First, the school has an official policy that no child may get off the bus without an adult waiting for them. I don't really agree with this policy.
As an aside, walking and biking to school is forbidden (it is on a very busy road, but really?). The pick-up lines can take 20 minutes or more.
I was a latch-key kid from fourth grade up. Many kids in that day were. This does require parents to be sensitive to their kids' maturity. It also requires some lessons in common sense (how to answer the phone, whether to answer the door, not to use appliances, etc.). I felt grown-up and empowered. I'd fix myself a salad (yes, a salad) then read, play or (sometimes) watch tv until mom got home two hours later. I bear no scars. Many of my friends did the same thing, and (more or less) did fine. Some watched more tv than others and some ate more junk food than others (they can only eat what is at the house, by the way).
This is not a message only to gripe about the school eliminating elementary latch-key kids, though. There is a more Draconian policy.
The pressing policy here is that the bus driver will only let the kids off the bus for someone they know. What does that even mean? She let them off for my husband because the kids said he was their dad and likewise for my father.
I use a variety of different college kids college kids for after-care. The college kids do a great job (usually), I have a steady supply (I do not use current students, but have many former students on campus), and they can usually find their own replacements for the inevitable sick day or college obligation. I (usually) know in advance and can send a note to the driver for this inane policy.

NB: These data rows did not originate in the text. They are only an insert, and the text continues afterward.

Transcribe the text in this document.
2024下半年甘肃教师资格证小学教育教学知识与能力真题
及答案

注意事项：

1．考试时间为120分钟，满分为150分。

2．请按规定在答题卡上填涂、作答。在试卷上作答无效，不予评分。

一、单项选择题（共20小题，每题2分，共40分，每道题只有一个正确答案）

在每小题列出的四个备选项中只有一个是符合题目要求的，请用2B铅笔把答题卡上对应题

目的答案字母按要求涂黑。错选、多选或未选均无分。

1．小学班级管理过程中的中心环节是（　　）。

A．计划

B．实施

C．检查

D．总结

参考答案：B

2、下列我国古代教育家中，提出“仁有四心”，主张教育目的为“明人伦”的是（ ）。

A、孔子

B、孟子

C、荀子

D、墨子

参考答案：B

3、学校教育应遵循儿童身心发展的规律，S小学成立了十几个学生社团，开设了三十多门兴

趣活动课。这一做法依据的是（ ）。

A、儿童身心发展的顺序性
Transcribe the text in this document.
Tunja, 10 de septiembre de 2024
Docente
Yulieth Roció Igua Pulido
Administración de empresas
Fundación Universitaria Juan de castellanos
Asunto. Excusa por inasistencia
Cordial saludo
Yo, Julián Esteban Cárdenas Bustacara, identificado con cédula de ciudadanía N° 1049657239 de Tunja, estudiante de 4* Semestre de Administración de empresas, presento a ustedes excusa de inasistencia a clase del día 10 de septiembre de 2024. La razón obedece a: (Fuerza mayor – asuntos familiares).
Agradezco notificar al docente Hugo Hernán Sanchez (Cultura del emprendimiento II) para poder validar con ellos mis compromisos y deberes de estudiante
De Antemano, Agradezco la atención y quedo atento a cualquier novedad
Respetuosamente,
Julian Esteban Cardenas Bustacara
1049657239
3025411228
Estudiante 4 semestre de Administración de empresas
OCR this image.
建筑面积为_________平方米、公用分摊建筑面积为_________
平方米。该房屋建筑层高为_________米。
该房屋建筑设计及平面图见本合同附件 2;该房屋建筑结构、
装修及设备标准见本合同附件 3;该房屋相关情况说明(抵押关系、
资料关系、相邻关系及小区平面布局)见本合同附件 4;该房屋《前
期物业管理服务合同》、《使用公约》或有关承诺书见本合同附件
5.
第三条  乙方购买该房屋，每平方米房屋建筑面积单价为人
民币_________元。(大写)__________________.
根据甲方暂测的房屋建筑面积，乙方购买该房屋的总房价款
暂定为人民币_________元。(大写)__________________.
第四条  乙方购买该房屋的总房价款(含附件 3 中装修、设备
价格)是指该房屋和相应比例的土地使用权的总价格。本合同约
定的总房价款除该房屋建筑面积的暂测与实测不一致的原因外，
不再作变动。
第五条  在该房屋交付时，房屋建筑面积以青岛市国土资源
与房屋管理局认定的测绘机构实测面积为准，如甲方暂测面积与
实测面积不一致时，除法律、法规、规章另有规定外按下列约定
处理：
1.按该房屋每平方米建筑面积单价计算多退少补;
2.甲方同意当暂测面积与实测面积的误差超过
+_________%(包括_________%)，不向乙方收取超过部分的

If I forget to leave a note (or don't know in time to do so)... the driver objects. That said, she has, sometimes, let the kids off for unexepected babysitters (to whom she delivers scathing rebukes).
But, she absolutely refused to let them off the bus for a male student. She returned the kids to the school and the school called me. I had to reassure the lady in the office that, indeed, I did hire a male babysitter and he would be perfectly fine to send the kids with. Then, he had to pick them up at the school. As an aside, he did not have a booster seat so, technically, he broke the law at that time by driving the kids the 1.5 miles to our house. That would have, of course, been unecessary if the driver had just let the kids off the bus.
How does the school imagine that the usual sitter was absent and another young (male) college kid was standing in? What are the options?
- The usual kid called a (male, in this case) student to stand in due to illness.
- The usual kid is running late and asked a friend to fill in for a minute.
- The usual student is bound and gagged in my house and this nefarious looking college man is standing in ready to kidnap my kids.
- The usual student forgot to babysit today and this man happened to be waiting to take her place should she fail to show.
Can we safely discount the likelihood of items three and four? According to Lenore Skenazy of Free Range Kids - if you wanted your child to be abducted by a stranger - you would need to leave them (on average) on a curb for 780,000 years. This doesn't make stranger abductions any less tragic... but, this is not something the school needs policies to protect against.
Further and most importantly - why trust the women and not the men? What has happened to a sexist society where we don't trust men with children? It is any wonder that some men are disengaged in parenting? Do we not predispose them as such by assuming them untrustworthy with children until they have their own?
And, I may be alone here... but, I have certainly seen women marginalize the male contribution by suggesting that they aren't as good at diapering, dressing the kid, or whatever. Do we wonder why men often don't participate fully? Men may parent a little differently, but maybe we all need that balance.